В один прекрасный день я узнавала, что наставницы отняли у девочек игральные кости, которые я подарила им, в числе прочих игрушек, для развлечения на переменах; причина была та, что кости сыграли свою роль в Страстях Господа нашего. Я возражала так: «Прекрасно, сударыни; думаю, на этом вы не остановитесь и завтра же вырвете все гвозди из ваших дверей и все шипы из ваших роз. Ибо, если я не ошибаюсь, они также послужили делу распятия Иисуса Христа!» В другой раз мне пришлось разбранить этих дам за то, что девочки, слушая мои рассуждения о таинстве брака и рождении детей, о чем говорится и в Евангелии, краснели до ушей или глупо хихикали. Но совсем уж я разгневалась, узнавши, как одна «желтая» пансионерка, вернувшись из приемной после свидания с отцом, жаловалась, что он осмелился при ней произнести слово «штаны». Тотчас я собрала вместе и наставниц и детей. «Какое-такое неприличие находите вы в слове «штаны»? — вопросила я. — Оно означает всего лишь предмет одежды и ничего более. Быть может, оно кажется вам непристойным? В таком случае, мне вас жаль, дети мои; не знаю, как вы будете жить дальше, слыша подобные слова на каждом шагу. Запомните: я решительно не желаю, чтобы вы вели себя, как глупенькие монастырские барышни!» И тут же я заставила девочек громко и без хихиканья перечислить все слова, которые, по мнению их наставниц, звучали «грязно». По правде говоря, я сама, после пребывания в урсулинском монастыре, грешила этой ложной стыдливостью, но господин Скаррон очень быстро излечил меня от нее, заставив называть все вещи своими именами. И этого хватило, чтобы я зареклась теперь превращать Сен-Сир в очаг «прециозного» языка.

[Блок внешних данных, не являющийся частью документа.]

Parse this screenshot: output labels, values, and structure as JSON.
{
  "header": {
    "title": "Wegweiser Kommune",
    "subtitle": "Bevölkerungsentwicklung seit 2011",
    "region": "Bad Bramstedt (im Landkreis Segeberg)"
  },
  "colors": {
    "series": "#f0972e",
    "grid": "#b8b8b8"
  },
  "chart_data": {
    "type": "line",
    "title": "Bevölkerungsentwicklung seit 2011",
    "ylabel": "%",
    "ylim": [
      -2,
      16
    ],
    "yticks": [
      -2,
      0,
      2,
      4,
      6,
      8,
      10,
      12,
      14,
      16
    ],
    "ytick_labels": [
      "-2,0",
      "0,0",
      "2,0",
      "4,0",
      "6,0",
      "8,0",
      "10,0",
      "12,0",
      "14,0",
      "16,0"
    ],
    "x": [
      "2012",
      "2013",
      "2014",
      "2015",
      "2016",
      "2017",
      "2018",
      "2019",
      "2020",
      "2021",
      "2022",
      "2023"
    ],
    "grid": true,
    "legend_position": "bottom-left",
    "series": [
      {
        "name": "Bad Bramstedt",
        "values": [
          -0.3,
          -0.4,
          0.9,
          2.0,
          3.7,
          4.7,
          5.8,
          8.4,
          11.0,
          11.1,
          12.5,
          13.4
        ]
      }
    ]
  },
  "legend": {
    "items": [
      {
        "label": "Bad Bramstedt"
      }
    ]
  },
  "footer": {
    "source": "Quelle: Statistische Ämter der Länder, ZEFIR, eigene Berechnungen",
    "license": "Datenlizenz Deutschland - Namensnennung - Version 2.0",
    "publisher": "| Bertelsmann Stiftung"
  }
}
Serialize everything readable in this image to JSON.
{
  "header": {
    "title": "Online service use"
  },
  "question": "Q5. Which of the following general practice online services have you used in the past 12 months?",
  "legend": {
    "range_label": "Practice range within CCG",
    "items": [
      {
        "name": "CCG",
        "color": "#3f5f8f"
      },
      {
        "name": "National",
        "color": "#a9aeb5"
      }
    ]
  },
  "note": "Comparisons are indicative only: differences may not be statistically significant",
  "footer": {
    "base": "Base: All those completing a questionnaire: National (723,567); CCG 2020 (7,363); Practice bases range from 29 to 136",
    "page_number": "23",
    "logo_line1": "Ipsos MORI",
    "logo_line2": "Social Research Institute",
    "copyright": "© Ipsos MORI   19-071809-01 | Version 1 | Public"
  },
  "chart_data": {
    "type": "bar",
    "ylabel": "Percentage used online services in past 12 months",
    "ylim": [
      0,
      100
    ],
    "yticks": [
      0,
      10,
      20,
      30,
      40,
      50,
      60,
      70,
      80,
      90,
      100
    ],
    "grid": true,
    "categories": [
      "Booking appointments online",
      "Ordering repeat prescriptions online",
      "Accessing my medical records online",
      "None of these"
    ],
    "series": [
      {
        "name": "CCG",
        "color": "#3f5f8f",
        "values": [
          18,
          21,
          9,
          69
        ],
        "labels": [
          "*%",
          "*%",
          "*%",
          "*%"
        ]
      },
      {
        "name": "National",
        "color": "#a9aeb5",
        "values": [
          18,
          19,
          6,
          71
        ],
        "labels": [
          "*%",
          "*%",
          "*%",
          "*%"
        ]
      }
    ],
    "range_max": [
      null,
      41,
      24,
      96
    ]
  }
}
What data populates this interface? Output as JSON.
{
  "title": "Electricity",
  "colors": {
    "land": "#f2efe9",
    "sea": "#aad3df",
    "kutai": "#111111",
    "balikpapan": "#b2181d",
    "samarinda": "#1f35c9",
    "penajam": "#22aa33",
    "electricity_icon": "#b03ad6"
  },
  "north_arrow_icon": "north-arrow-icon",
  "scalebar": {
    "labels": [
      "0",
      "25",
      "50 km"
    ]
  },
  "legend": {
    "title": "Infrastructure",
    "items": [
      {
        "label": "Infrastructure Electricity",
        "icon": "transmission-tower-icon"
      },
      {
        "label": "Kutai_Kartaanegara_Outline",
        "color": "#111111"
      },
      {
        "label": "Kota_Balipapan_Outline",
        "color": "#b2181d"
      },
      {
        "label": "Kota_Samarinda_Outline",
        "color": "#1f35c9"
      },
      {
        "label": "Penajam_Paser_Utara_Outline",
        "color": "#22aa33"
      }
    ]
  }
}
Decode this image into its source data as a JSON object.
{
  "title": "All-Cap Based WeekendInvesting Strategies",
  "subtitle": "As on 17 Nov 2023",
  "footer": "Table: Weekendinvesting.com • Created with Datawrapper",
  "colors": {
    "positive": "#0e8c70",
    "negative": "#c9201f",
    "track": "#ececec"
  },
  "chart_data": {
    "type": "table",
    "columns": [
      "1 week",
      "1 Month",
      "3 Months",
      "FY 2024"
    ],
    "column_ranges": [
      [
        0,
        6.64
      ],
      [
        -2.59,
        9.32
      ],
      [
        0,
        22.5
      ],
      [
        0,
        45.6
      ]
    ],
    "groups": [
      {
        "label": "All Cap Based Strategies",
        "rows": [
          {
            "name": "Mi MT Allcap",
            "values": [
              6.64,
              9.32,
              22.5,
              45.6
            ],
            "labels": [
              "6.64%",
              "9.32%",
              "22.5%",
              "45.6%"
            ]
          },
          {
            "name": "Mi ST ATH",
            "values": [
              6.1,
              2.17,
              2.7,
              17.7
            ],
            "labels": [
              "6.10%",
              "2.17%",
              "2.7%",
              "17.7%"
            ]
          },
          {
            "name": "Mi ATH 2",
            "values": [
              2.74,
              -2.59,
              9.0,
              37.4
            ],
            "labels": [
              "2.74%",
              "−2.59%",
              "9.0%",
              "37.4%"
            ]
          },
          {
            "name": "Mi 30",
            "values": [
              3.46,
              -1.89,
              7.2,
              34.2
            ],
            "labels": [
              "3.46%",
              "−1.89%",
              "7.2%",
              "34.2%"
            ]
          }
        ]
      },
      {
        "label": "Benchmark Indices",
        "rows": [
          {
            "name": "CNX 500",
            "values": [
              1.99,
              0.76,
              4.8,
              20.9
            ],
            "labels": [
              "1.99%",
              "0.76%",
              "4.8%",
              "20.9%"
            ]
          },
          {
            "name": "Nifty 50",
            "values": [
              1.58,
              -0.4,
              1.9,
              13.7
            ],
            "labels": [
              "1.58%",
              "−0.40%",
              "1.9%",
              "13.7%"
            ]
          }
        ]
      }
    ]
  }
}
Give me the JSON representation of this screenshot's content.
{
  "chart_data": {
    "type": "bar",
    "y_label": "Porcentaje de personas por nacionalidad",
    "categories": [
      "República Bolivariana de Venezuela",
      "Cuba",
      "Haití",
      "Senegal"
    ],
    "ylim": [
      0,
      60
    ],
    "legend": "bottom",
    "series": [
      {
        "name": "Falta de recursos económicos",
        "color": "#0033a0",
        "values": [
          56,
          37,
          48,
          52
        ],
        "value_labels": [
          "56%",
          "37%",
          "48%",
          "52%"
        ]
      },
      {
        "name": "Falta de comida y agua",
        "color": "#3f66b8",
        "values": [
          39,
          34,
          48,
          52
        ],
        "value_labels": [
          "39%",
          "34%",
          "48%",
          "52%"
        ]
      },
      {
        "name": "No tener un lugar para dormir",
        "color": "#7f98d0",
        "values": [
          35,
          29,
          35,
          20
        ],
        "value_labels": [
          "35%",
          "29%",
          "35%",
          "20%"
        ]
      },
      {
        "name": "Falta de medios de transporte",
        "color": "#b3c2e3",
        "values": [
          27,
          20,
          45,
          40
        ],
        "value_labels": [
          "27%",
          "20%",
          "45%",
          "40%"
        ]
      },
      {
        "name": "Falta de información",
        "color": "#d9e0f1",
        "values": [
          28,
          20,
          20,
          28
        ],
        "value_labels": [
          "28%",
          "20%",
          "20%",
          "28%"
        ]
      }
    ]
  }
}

Однако тупоумие наставниц не ограничивалось строгим надзором за манерами; однажды им вздумалось выгнать двух пансионерок, мать которых осудили за какое-то преступление на смертную казнь. Не знаю, что мною двигало — мое ли собственное былое положение дочери осужденного преступника или естественная приверженность слову Божьему, — но при этом известии вся кровь во мне вскипела; я тотчас послала в Сен-Сир слугу с длинным письмом, вопрошая, уж не полагают ли дамы, что дети должны отвечать за грехи родителей, не этим ли примером они собираются воспитывать милосердие в душах своих подопечных, и для того ли основан Дом Короля, чтобы избавляться от самых несчастных и обездоленных в тот миг, когда они более всего нуждаются в наших советах и помощи. Приказ об исключении был отменен, но я поняла, что ни на минуту не должна ослаблять бдительность. Сен-Сир был моим королевством, но увы, королевством монастырского толка.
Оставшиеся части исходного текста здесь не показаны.